Judge wonders why husband anxious to declare wife missing at sea dead

5:38 p.m Friday, Nov. 3, 2017 Local
Isabella Hellmann (left) and Lewis Bennett

A judge on Friday again refused to declare dead Isabella Hellmann, who went missing at sea nearly six months ago, expressing alarm at how quickly the woman’s husband wants to obtain her death certificate.

“People generally hope the other person is alive, and they wait as long as possible,” Palm Beach County Circuit Judge Kathleen Kroll told lawyers for the woman’s husband, 41-year-old Lewis Bennett. “The immediacy of this is concerning.”

Bennett’s wife, Isabella Hellman, vanished 30 miles off the coast of the Bahamas on May 15 aboard her husband’s catamaran.

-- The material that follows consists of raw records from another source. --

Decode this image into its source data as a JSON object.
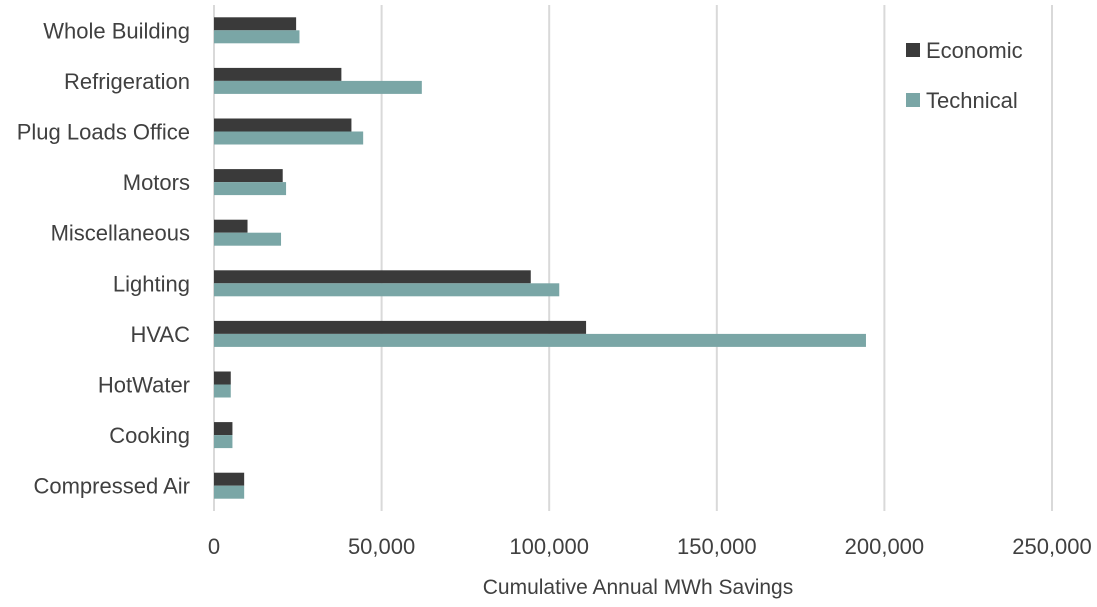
{
  "chart_data": {
    "type": "bar",
    "orientation": "horizontal",
    "categories": [
      "Whole Building",
      "Refrigeration",
      "Plug Loads Office",
      "Motors",
      "Miscellaneous",
      "Lighting",
      "HVAC",
      "HotWater",
      "Cooking",
      "Compressed Air"
    ],
    "series": [
      {
        "name": "Economic",
        "color": "#3a3a3a",
        "values": [
          24500,
          38000,
          41000,
          20500,
          10000,
          94500,
          111000,
          5000,
          5500,
          9000
        ]
      },
      {
        "name": "Technical",
        "color": "#7aa6a6",
        "values": [
          25500,
          62000,
          44500,
          21500,
          20000,
          103000,
          194500,
          5000,
          5500,
          9000
        ]
      }
    ],
    "xlabel": "Cumulative Annual MWh Savings",
    "ylabel": "",
    "xlim": [
      0,
      250000
    ],
    "x_ticks": [
      "0",
      "50,000",
      "100,000",
      "150,000",
      "200,000",
      "250,000"
    ],
    "grid": "vertical",
    "legend_position": "top-right"
  }
}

Since then, the U.S. Coast Guard and the FBI have launched missing persons investigations, and Bennett, 41, remains jailed after being indicted on charges that he transported as much as $100,000 in stolen coins.

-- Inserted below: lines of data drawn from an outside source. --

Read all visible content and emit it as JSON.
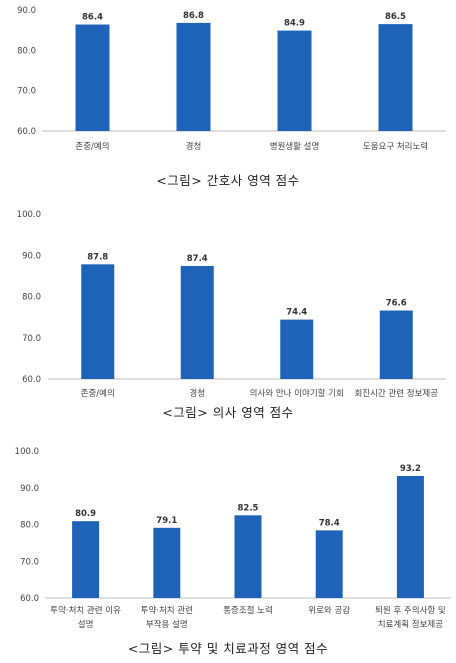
{
  "chart_data": [
    {
      "type": "bar",
      "categories": [
        [
          "존중/예의"
        ],
        [
          "경청"
        ],
        [
          "병원생활 설명"
        ],
        [
          "도움요구 처리노력"
        ]
      ],
      "values": [
        86.4,
        86.8,
        84.9,
        86.5
      ],
      "value_labels": [
        "86.4",
        "86.8",
        "84.9",
        "86.5"
      ],
      "ylim": [
        60,
        90
      ],
      "y_ticks": [
        "60.0",
        "70.0",
        "80.0",
        "90.0"
      ],
      "grid": false,
      "color": "#1f63b8",
      "caption": "<그림> 간호사 영역 점수"
    },
    {
      "type": "bar",
      "categories": [
        [
          "존중/예의"
        ],
        [
          "경청"
        ],
        [
          "의사와 만나 이야기할 기회"
        ],
        [
          "회진시간 관련 정보제공"
        ]
      ],
      "values": [
        87.8,
        87.4,
        74.4,
        76.6
      ],
      "value_labels": [
        "87.8",
        "87.4",
        "74.4",
        "76.6"
      ],
      "ylim": [
        60,
        100
      ],
      "y_ticks": [
        "60.0",
        "70.0",
        "80.0",
        "90.0",
        "100.0"
      ],
      "grid": false,
      "color": "#1f63b8",
      "caption": "<그림> 의사 영역 점수"
    },
    {
      "type": "bar",
      "categories": [
        [
          "투약·처치 관련 이유",
          "설명"
        ],
        [
          "투약·처치 관련",
          "부작용 설명"
        ],
        [
          "통증조절 노력"
        ],
        [
          "위로와 공감"
        ],
        [
          "퇴원 후 주의사항 및",
          "치료계획 정보제공"
        ]
      ],
      "values": [
        80.9,
        79.1,
        82.5,
        78.4,
        93.2
      ],
      "value_labels": [
        "80.9",
        "79.1",
        "82.5",
        "78.4",
        "93.2"
      ],
      "ylim": [
        60,
        100
      ],
      "y_ticks": [
        "60.0",
        "70.0",
        "80.0",
        "90.0",
        "100.0"
      ],
      "grid": false,
      "color": "#1f63b8",
      "caption": "<그림> 투약 및 치료과정 영역 점수"
    }
  ]
}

One of Bennett’s lawyers, Edward Downey, said after Friday’s hearing that Bennett did wish Hellmann was alive.

Read The Post’s complete coverage of the disappearance of Isabella Hellmann

But he said that Hellmann’s Delray Beach condo, which is rightfully Bennett’s, is racking up unpaid homeowners’ association fees and could be lost.

“If you don’t pay those, the association can foreclose on your house,” Downey said. “Unless we can have that house marshalled and liquidated, it will be lost.”

But first, Downey believes Hellmann must be declared presumed dead.

To do that, Kroll said she needed testimony that Hellmann was on the boat, that the boat suffered some peril at sea, and that she did not suffer from any mental or financial crises by the time she left on the trip.

She told Downey that she has seen none of that.

“I don’t have any testimony that she was on the boat,” Kroll said. “I don’t have any testimony that there was any peril at sea. I have no testimony about the condition of the woman when she left.”

Bennett has said that he and Hellmann were in the Bahamas, on a delayed honeymoon sailing trip, when he awoke to find that his catamaran had struck something in the Atlantic near Cay Sol and was sinking, and that his wife was gone.

See a gallery of Coast Guard photos from the search for Isabella Hellmann

Bennett wrote to the U.S. Coast Guard within a day after it called off its search and requested, without success, a “letter of presumed death” for his wife of three months and the mother of their now nearly 15-month-old daughter. He later asked the local courts for the official declaration.

The Coast Guard called off its ocean search for Hellmann after four days. Neither the FBI nor the Coast Guard has said whether it suspects foul play in Hellmann’s disappearance.